CHEF MIA WASILEVICH COOKS WITH WEEDS
Speaking in Sierra Madre this coming week
[Nyerges is an educator and author.
His web site is www.SchoolofSelf-Reliance.com.]
Mia Wasilevich
is a chef, photographer, and naturalist who has learned to combine wild foods
with her love of cooking. She is the author of a cookbook focusing on invasive
and naturalized weeds entitled Ugly
Little Greens (Page Street Publishing 2017). She's currently a food
stylist in Los Angeles, California. On
Thursday, September 27, you can listen to her talk about local wild foods at
the Sierra Madre CERT meeting, 7 p.m. at the Hart Building in Memorial Park.
GETTING
STARTED WITH WILD FOODS
As a young child, Mia traveled to many countries, including Central and South
America, Australia, New Zealand and Europe.
It became evident to her that what Americans consider "weeds"
or wild plants are often regarded as food in many parts of the world.
Mia
noticed that weeds and invasive plants make an appearance as food in many
cultures. For example, morning glories in Asia, various types of nettles in
Africa, and lambs quarters in India.
Mia
began to wonder why this art of wildcrafting had faded from our own culture,
except for in a few vintage cookbooks. Eventually, she met a prolific set of
teachers, foragers, and “foodies” in the Los Angeles area and it inspired her
to use weeds in everyday cooking. She
calls these "everyday weeds" which
she attempts to make into recipes as interesting as possible, while keeping it
simple.
She’s
experimented with unique dishes made from many wild foods, but mainly focuses
on invasive plants, non-native plants which were brought here or have
migrated here, or whose seeds hitched a ride on travelers inadvertently. Some of the native wild plants she uses include
the acorn. One of her first creations was
the acorn burger, which is a substantial
and tasty meat substitute.

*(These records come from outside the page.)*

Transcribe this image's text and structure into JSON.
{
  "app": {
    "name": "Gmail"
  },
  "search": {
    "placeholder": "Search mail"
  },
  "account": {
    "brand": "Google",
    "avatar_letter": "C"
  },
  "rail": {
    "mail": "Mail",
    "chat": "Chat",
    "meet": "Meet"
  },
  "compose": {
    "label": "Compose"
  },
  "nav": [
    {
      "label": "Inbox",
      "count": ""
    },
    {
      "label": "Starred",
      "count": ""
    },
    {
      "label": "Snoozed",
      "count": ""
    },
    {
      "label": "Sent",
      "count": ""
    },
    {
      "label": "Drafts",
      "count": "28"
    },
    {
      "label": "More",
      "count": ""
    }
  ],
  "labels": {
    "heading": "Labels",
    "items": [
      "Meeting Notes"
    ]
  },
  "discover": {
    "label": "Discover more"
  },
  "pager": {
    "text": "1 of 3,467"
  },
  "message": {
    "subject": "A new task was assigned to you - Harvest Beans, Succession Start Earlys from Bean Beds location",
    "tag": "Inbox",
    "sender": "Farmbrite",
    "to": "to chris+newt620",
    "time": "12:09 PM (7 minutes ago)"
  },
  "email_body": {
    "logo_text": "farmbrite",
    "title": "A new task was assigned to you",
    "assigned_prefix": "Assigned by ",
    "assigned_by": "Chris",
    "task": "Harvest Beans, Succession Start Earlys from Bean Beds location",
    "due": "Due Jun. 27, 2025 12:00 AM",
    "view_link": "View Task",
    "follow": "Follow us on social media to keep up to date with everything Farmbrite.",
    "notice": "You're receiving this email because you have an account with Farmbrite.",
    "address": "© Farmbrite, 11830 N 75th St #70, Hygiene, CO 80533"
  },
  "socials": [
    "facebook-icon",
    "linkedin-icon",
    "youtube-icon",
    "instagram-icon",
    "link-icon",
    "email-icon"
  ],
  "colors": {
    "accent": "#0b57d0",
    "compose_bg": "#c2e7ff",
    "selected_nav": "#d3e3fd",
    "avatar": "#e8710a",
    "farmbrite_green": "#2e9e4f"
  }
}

She also
developed elderberry ketchup and barbeque sauce that have become yearly
staples of hers when the berries are abundant.
Among
the invasive green plants she uses, most can be used interchangeably and can
substitute familiar vegetables such and spinach, lettuce and mustard greens.
For example, chickweed (Stellaria media) and miner's lettuce (Claytonia
perfoliata) are two greens that pop up seemingly
everywhere whenever it rains in the early spring and winter and carpet most
backyards and hillsides. They have a lovely, delicate texture and can replace
lettuce or anywhere you want a cool, fresh, and green taste. They are excellent
raw but can be cooked as potherbs, as well. The chickweed is a common
European plant, while miner’s lettuce is a native.
"My favorite plants to harvest are drought-tolerant black
sage (Salvia melifera) when it grows profusely and, of
course, the stinging nettle (Urtica dioica) which many people forage
when they are first learning to identify plants,” she explains. Mia likes to infuse creams and chocolates
with black sage for a wonderful heady, mint-like experience. She also likes the
nettle plant, which she says is “completely
unique and I refuse to believe it tastes like spinach.” Mia describes nettles as a plant which embodies
"medicine as food," lending a complex green flavor to whatever dish
it graces. She also makes a "Nettle-ade" which uses dried nettle
tea, preserved lemon, sparkling water and a bit of honey or agave.
She has
created menus for special events that have included cactus and tequila paletas (popsicles) with
habanero ants, lambs quarters (Chenopodium ) seed croquettes with corn
milk and sweet white clover (Melilotus albus), white fir (Abies
concolor) sugar beignets and cream among other creations.
MMia, who
is half Native American (from the Southwest)
and half Russian (via Argentina), grew
up in Nevada and Southern California. “That’s a lot of food culture right here,”
she explains. “During my many childhood travels, the very local ingredients
made the foods of various places we traveled very special and memorable to me.”
She
points out that living in the Los Angeles area, she doesn’t have to drive far
to have an authentic ethnic food experience from just about anywhere in the
world.
“Once I
reached adulthood and was introduced to wild plants and foraging, I couldn’t
think of a reason not to use them for food as long as it was sustainable. Foraging
is a practice in being self- reliant. In addition, the plants that are in my book
are authentic to my environment, and they are also universal. This means that
these plants grow in many places all over the world and are used by so many
cultures in so many different ways. I think that’s neat.”